Explain Your Move: Understanding Agent Actions Using Specific and Relevant Feature Attribution

Authors: Nikaash Puri, Sukriti Verma, Piyush Gupta, Dhruv Kayastha, Shripad Deshmukh, Balaji Krishnamurthy, Sameer Singh

ICLR 2020 | Conference PDF | Archive PDF | Plain Text | LLM Run Details

Reproducibility Variable Result LLM Response
Research Type Experimental We compare SARFA with existing approaches on agents trained to play board games (Chess and Go) and Atari games (Breakout, Pong and Space Invaders). We show through illustrative examples (Chess, Atari, Go), human studies (Chess), and automated evaluation methods (Chess) that SARFA generates saliency maps that are more interpretable for humans than existing approaches. For instance, in our human studies, SARFA improves accuracy of solving chess puzzles by nearly 25% and reduces the time taken by 31% over existing approaches.
Researcher Affiliation Collaboration Media and Data Science Research, Adobe Systems Inc., Noida, Uttar Pradesh, India 201301 Indian Institute of Technology Kharagpur, West Bengal, India 721302 Indian Institute of Technology Madras, Chennai, India 600036 Department of Computer Science, University of California, Irvine, California, USA
Pseudocode No The paper provides mathematical equations to describe the SARFA method but does not include any pseudocode or algorithm blocks.
Open Source Code Yes For the code release and demo videos, see https://nikaashpuri.github.io/sarfa-saliency/. All of our code and more detailed results are available in our Github repository: https://nikaashpuri.github.io/sarfa-saliency/.
Open Datasets Yes For experiments on chess, we use the Stockfish agent (https://stockfishchess.org/).
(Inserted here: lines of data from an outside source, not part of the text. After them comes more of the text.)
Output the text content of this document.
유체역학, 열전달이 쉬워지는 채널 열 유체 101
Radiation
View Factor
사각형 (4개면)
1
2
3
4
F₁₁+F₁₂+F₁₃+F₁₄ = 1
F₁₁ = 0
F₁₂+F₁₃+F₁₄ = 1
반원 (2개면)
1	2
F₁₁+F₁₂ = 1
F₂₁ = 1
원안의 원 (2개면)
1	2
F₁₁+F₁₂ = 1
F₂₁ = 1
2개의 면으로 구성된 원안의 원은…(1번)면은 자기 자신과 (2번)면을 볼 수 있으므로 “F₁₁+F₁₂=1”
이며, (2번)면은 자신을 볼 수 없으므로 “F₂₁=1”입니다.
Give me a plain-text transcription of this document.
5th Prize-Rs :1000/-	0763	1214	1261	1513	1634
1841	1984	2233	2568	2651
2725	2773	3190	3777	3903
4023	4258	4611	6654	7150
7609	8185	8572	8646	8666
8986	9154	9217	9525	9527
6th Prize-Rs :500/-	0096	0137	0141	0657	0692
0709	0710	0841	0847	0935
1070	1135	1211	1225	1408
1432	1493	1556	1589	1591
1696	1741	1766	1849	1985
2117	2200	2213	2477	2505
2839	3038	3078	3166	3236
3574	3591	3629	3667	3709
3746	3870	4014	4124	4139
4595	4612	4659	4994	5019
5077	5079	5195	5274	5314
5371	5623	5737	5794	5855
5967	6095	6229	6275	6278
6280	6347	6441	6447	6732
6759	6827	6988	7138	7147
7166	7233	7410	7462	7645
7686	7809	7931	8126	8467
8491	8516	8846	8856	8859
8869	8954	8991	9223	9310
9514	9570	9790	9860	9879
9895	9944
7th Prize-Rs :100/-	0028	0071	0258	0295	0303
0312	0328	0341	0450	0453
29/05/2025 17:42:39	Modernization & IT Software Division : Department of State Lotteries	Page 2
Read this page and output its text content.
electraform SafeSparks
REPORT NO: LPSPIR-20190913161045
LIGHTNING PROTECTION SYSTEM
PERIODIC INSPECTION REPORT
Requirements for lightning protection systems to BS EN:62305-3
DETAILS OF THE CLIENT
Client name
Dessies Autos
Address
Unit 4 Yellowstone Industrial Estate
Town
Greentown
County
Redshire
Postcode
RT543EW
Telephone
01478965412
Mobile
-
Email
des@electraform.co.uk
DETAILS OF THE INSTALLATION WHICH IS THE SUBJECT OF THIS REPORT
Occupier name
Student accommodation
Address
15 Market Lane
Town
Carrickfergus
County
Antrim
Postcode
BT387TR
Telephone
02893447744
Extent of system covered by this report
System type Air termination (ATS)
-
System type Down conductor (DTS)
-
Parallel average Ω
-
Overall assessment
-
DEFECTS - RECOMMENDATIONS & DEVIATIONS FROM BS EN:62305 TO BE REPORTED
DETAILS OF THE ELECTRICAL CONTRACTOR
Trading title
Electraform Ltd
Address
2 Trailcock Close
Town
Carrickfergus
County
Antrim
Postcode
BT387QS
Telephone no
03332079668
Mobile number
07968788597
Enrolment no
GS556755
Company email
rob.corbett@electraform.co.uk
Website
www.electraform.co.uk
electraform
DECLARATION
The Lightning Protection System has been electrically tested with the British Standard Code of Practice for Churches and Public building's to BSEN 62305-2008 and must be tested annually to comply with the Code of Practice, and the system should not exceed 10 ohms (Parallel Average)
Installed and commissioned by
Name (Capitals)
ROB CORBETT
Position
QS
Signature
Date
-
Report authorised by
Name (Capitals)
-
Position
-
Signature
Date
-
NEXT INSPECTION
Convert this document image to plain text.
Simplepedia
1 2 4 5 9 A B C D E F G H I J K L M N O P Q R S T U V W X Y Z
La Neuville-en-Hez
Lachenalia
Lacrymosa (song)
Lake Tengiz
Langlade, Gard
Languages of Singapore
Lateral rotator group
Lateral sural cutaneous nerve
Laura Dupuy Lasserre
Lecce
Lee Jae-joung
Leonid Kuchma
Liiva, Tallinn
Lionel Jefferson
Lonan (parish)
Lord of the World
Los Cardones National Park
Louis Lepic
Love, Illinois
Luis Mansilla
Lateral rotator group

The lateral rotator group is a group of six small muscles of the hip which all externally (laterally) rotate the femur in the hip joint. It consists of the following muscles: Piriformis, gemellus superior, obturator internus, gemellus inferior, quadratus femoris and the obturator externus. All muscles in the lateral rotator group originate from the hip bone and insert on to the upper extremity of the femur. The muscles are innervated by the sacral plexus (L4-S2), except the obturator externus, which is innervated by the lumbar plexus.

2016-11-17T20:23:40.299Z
For experiments on Go, we use the pre-trained Mini Go RL agent (https://github.com/tensorflow/minigo). ... To automatically compare the saliency maps generated by different perturbation-based approaches, we introduce a Chess saliency dataset. ... The complete dataset is available in our Github repository: https://nikaashpuri.github.io/sarfa-saliency/.
Dataset Splits No The paper mentions using pre-trained agents and creating a 'Chess saliency dataset' consisting of 100 chess puzzles, but it does not specify any explicit training, validation, or test dataset splits (e.g., percentages, sample counts, or citations to standard splits) needed for reproduction.
Hardware Specification No The paper mentions using pre-trained agents (Stockfish, Mini Go, Atari agents) and their associated algorithms, but it does not provide any specific hardware details (e.g., CPU/GPU models, memory, or cloud instance types) for the machines used to conduct the experiments described in the paper.
Software Dependencies Yes For experiments on chess, we use the Stockfish 10 agent: https://stockfishchess.org/.
Experiment Setup Yes For chess and Go, we perturb the board position by removing one piece at a time. We do not remove a piece if the resulting position is illegal. For instance, in chess, we do not remove the king. For Atari, we use the perturbation technique described in Greydanus et al. (2018). The technique perturbs the input image by adding a Gaussian blur localized around a pixel. The blur is constructed using the Hadamard product to interpolate between the original input image and a Gaussian blur.